When Chinese Foreign Ministry Spokesperson Hua Chunying was asked on May 11 about a piece written on May 9 by Chas Freeman for the East Asia forum, she said he had laid out “some basic facts” about China which “some in the U.S. deliberately ignore or disregard.” “In short, China is not a threat to the United States. Instead, the threat is within the United States itself,” she said. Freeman writes in his article, entitled, “Washington is playing a losing game with China":

“The principal challenge that China presents is not military but economic and technological. But the United States is geared only to deal with military threats. China has become the antidote to the US post-Cold War-enemy-deprivation syndrome and a gratifying driver of US defence spending. There are US aircraft and ships aggressively patrolling China’s borders, but no Chinese aircraft and ships off America’s coast. US bases ring China. There are no Chinese bases near America. Still, Washington ups its defence budget to make its ability to overwhelm China more credible. Yet, in the long run, the United States cannot outspend China militarily and cannot hope to beat it on its home ground…

“Competitive rivalry can raise the competence of those engaged. But antagonism, seeking to hamstring one other, is not beneficial. It entrenches hostility, justifies hatred, injures, and threatens to weaken both sides.
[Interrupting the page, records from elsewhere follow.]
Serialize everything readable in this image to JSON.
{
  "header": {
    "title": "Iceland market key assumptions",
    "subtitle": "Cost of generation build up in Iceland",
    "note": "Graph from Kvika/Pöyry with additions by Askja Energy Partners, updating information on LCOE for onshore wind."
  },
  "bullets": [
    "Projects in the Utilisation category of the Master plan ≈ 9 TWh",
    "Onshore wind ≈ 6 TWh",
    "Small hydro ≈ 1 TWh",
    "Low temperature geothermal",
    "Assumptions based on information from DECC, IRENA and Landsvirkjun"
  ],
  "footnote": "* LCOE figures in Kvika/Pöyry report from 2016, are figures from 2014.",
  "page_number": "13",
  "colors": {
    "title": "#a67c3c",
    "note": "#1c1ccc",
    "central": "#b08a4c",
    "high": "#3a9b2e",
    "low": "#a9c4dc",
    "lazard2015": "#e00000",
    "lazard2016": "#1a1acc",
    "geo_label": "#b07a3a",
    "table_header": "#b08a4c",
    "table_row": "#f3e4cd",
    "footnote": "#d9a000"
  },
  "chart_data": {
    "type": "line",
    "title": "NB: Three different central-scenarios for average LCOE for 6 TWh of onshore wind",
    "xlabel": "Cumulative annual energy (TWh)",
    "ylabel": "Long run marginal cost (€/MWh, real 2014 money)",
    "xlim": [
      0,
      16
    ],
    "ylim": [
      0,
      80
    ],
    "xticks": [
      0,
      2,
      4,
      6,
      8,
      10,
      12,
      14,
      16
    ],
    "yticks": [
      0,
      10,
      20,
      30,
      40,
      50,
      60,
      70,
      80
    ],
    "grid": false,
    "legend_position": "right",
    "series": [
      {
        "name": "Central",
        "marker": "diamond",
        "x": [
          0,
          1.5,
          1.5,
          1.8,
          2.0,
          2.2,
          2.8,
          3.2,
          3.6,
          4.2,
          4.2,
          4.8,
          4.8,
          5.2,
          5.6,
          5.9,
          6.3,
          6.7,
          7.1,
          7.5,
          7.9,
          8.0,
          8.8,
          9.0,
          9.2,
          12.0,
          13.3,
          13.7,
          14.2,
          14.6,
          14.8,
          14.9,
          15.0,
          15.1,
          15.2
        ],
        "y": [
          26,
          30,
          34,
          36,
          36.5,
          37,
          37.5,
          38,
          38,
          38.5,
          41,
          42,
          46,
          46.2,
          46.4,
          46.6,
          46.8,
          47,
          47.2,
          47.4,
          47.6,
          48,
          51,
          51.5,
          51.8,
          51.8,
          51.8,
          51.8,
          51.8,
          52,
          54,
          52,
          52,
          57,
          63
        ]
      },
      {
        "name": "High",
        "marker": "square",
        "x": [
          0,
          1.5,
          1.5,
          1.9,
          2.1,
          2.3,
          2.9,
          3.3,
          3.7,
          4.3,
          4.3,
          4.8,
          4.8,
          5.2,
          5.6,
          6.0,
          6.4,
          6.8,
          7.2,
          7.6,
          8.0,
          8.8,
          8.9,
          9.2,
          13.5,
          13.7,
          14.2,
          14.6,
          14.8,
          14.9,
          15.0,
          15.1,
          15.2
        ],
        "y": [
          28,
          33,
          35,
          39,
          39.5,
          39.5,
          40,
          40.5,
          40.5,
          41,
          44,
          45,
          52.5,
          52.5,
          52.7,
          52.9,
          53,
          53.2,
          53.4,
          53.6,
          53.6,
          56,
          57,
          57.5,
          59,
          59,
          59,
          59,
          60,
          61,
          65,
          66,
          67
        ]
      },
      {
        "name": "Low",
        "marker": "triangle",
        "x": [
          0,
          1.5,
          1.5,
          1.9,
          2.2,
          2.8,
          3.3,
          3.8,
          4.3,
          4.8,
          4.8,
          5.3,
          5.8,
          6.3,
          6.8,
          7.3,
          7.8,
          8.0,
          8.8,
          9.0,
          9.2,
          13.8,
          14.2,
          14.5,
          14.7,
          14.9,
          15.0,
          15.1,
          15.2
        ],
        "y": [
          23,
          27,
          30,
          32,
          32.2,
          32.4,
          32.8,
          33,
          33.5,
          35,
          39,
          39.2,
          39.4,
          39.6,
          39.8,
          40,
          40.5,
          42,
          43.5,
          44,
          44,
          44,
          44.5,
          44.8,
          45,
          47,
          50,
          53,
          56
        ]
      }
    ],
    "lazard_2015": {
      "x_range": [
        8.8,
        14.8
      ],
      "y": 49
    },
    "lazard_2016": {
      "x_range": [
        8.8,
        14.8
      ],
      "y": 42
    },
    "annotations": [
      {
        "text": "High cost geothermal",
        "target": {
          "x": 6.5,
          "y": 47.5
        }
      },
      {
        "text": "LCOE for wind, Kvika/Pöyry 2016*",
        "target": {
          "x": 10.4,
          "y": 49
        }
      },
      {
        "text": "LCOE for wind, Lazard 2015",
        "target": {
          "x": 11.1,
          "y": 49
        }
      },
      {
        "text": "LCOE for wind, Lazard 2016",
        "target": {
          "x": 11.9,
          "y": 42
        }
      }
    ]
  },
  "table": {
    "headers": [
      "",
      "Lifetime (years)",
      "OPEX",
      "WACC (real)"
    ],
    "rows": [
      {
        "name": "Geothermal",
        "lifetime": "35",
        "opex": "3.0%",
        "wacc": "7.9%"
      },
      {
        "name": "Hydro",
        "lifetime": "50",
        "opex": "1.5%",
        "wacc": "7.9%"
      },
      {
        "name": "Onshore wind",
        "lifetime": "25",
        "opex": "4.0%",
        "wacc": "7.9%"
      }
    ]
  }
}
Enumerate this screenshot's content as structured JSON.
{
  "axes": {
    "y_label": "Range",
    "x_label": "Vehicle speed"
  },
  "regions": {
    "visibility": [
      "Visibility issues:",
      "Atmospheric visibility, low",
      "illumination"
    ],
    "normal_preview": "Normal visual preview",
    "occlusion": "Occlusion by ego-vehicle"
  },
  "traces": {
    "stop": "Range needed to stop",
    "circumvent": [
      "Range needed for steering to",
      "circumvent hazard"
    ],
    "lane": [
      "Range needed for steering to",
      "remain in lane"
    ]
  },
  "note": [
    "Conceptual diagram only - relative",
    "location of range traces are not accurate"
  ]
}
“Without exception, countries want multilateral backing to cope with the challenge, not unilateral US confrontation. They want to accommodate China on terms that maximise their sovereignties, not make China an enemy. If the United States persists in confrontation, it will find itself increasingly isolated. Given the state of US democracy, if its China policy is defined as a moral effort, most other nations will be alienated, not attracted.”